The verdict? Not my fave. It was a little too…Italian? If you add any kind of herbs, you risk making an ultra rich marinara instead of a jammy, sweet, but also bright and tangy tomato-forward jam.
Give it a go on a sunday. While you meal prep the rest, let it chill on the stove. It cooks itself.
Easy stovetop tomato jam that basically makes itself.
- 2 cups organic grape tomatos washed
- 2-3 clove garlic (small ones) thinly sliced
- pinch kosher salt
- 3 tbsp olive oil
- 1-2 tsp balsamic vinegar
- 1/2 tbsp butter (optional)
place your toms, garlic, oil and salt in a small fry pan or a sauce pan over medium heat.
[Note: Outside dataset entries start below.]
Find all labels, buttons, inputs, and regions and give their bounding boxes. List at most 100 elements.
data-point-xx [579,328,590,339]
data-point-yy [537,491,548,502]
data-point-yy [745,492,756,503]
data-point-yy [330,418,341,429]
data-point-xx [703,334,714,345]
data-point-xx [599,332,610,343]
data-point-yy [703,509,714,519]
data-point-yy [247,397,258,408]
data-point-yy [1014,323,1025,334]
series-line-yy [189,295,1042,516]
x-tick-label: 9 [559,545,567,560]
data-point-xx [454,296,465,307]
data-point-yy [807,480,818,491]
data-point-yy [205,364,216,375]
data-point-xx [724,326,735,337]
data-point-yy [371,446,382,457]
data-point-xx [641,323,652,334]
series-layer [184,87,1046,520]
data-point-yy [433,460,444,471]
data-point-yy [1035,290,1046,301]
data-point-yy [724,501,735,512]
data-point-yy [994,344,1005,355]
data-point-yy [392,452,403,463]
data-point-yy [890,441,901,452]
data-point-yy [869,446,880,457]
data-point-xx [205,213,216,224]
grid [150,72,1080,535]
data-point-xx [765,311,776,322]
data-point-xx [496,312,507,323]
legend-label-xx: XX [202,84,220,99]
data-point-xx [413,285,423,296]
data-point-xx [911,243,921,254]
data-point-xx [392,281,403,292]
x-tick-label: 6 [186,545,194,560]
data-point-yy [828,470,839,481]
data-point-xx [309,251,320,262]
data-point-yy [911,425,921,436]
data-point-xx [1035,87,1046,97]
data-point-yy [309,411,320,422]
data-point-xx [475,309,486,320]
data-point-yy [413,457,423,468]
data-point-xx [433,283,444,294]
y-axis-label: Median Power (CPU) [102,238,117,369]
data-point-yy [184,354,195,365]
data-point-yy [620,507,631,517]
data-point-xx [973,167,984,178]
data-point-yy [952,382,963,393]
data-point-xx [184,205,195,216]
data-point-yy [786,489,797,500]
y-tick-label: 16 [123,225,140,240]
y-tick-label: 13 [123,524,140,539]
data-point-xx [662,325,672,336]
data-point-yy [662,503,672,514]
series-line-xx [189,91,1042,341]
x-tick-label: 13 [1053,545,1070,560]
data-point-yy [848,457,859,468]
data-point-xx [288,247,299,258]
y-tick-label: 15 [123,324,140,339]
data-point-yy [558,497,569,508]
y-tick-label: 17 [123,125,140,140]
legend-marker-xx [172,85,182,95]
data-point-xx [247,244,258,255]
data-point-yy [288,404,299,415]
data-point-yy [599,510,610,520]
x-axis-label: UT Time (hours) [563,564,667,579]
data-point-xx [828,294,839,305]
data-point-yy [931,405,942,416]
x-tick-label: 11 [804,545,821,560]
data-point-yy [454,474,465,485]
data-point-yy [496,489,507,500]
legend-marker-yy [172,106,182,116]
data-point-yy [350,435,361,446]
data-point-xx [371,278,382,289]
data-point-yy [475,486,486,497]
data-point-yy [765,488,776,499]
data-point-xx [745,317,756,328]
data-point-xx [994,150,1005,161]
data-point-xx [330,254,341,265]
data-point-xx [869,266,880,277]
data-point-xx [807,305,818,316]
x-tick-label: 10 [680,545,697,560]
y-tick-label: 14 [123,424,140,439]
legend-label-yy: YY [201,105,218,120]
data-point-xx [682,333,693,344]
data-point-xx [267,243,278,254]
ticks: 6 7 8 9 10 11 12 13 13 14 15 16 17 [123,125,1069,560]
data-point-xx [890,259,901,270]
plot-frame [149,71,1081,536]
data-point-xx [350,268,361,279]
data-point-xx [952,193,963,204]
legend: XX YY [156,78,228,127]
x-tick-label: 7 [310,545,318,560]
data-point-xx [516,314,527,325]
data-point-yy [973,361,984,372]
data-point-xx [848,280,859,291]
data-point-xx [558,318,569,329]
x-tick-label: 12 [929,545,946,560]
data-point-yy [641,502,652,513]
Cook on medium, to medium-low for one hour, more if you want. Toms should be soft, falling apart.
When you toms have melted into a jammy texture, pull off heat, add balsamic, stir, return to heat for another few minutes.
Remove from heat and add optional butter.
I used Mykonos Cultured Vegan Butter – its the BEST fake butter out there. No weird shit in it.
I’ve made this two weeks in a row because Organic cherry/grape tomatoes were available on Imperfect Produce. This is an awesome way to get great fruits and veggies that might have otherwise gone to waste.
We can’t all be gardeners but we can try to consume produce in more sustainable ways!